It’s the end of another college application season. High school seniors are waiting for the fat envelope. High school juniors are being driven (or flown) around the country by their parents or schools, taking tours in anticipation of applying. For those of you in the ‘driving around phase,’ I recommend Zinch.com. It is a website that synthesizes the college application process in a way that fits with our socially connected culture. It’s also a very prescient business model.
Applying to colleges is anxiety provoking on multiple levels. If you are a student, it creates self-doubt because so much feels like it’s at stake. It doesn’t matter how many times everyone tells you there are literally hundreds of places you can get a great education and have a great experience, you are very sure that your future success and happiness all rests on your first choice. Applying to college amplifies social comparison as you pit yourself against the application pool where you apply and then are part of the “who got in where” dialogue in your school and community groups.
Then there’s family dynamics. In some ways, the college application process can be as traumatic for the family as it is for the student. First, there’s the general anxiety level coloring personal interactions. There’s sibling rivalries between those who went before and those who follow, in as many permutations as you can imagine. For many parents, where their kids get into college feels like a reflection of them, the quality of their parenting–not to mention their genes–and that’s on top of their genuine worries about what really is best for their son or daughter. There are a zillion questions: Should it be a big school, a small one, how important is going to a football game or joining a sorority, distance from home, academic offerings, class size, alumni reach for that all important first job, weather, will there be ‘people like me’?-the list goes on and on. Then there’s the daily drip torture of “have you started your applications?” and “what did you decide to write about in your essay?” If you’re totally compulsive (and this goes for parents and kids alike), you’ve built an excel spreadsheet with the admissions stats and other salient features of each school, dutifully labeling them ‘safety,’ ‘good chance,’ and ‘reach.’

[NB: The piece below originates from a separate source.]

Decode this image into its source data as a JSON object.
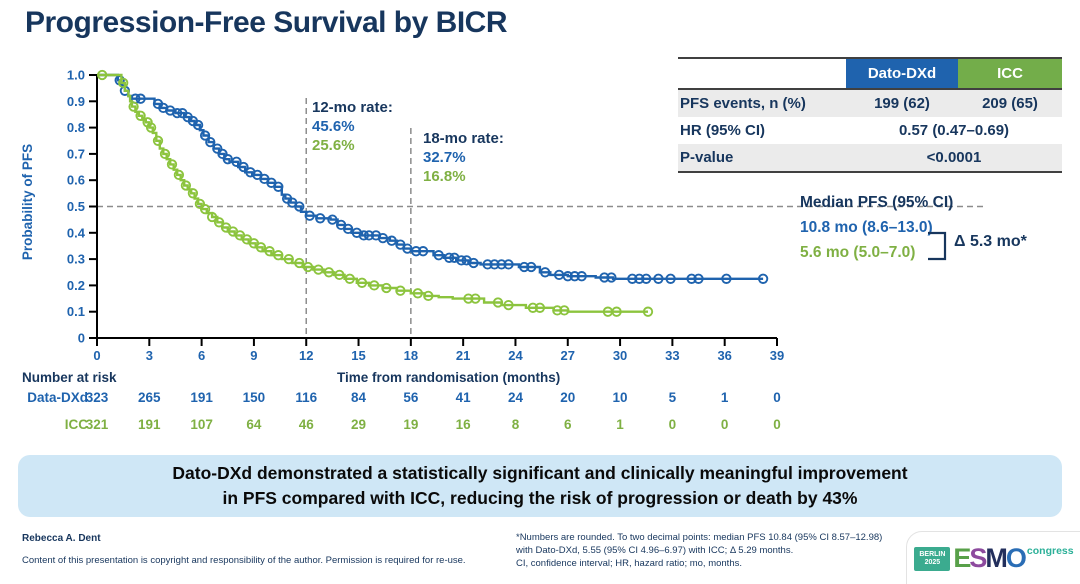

The website Zinch provides a great platform because it’s in a format that is compatible with the way kids (and even their parents) communicate and get information today. Here’s the strengths:
- The design is clean. There are a lot of cognitive and neuropsych reasons why this site works. Rather than haul out things like Gestalt principles of design and neuro responses to language, let it suffice to say, they’ve got it right. The design is visually well organized; the navigational tools are clear and labeled in ways that facilitate movement rather than make you wonder what something means.
- It is personal. From their tag line “I am more than a test score” to the photos and faces of admissions officers, admitted students, and high school applicants on the home page, it rings every bell about making a process that feels lonely and scary, human and supported.
- You don’t have to learn new things to move around their site. They employ well known conventions, such as ‘like’ buttons, search criteria with slider bars, and pop up menus that allow you to make clear choices and direct you easily–even on your first time through the site.
- They talk in the kids’ vernacular. They talk about ‘swagger’ (how well your profile comes up in a search), and ‘mooching’ (where Zinch matches scholarships kids win), and provide ways to connect both on their site and through things like Facebook. The matching scholarships and the social connection are both high motivational factor for returning and using the site.
- It’s low stress because it’s like a practice run with friends–it helps you get the information together without the anxiety of an actual application form because it looks like a Facebook profile. It also lets you see what others are posting. It’s not uncommon for us to overlook something notable that we’ve done because we don’t know it’s a big deal. There are lots of opportunities for “hey, I did that, too! Maybe I should include it on my applications!”
- You can get great information and you can even contact admissions people directly without it being formal or weird.
It would have been helpful to have Zinch around for my kids. The social aspect would have encouraged those who were less interested and allowed the more anxious to wade into the process more comfortably. Zinch.com has gotten lots of press, but if you haven’t seen it, check it out. In our globally connected world, this is a powerful model for lots of things, not just applying to college.
Side note: As someone who did this with five kids with very different interests, stats, and goals, my top three tips are: 1) make sure you have realistically identified schools in each category (safety, good chance, reach) that your kid actually would want to attend, and 2) have compassion and patience. You are the parent. Your job is to provide support and guidance, BUT it’s not about you. Remember that this is period that creates a sense of isolation for your kids because it’s highly competitive. We have many more kids applying to college than there were 20 years ago because of access, population growth, and the increasing importance of education. We have not had the commensurate growth in schools to accept them, and 3) exhale. It is, in fact, true that your kid can have a good experience and get a good education in many places-even ones you might not have heard of.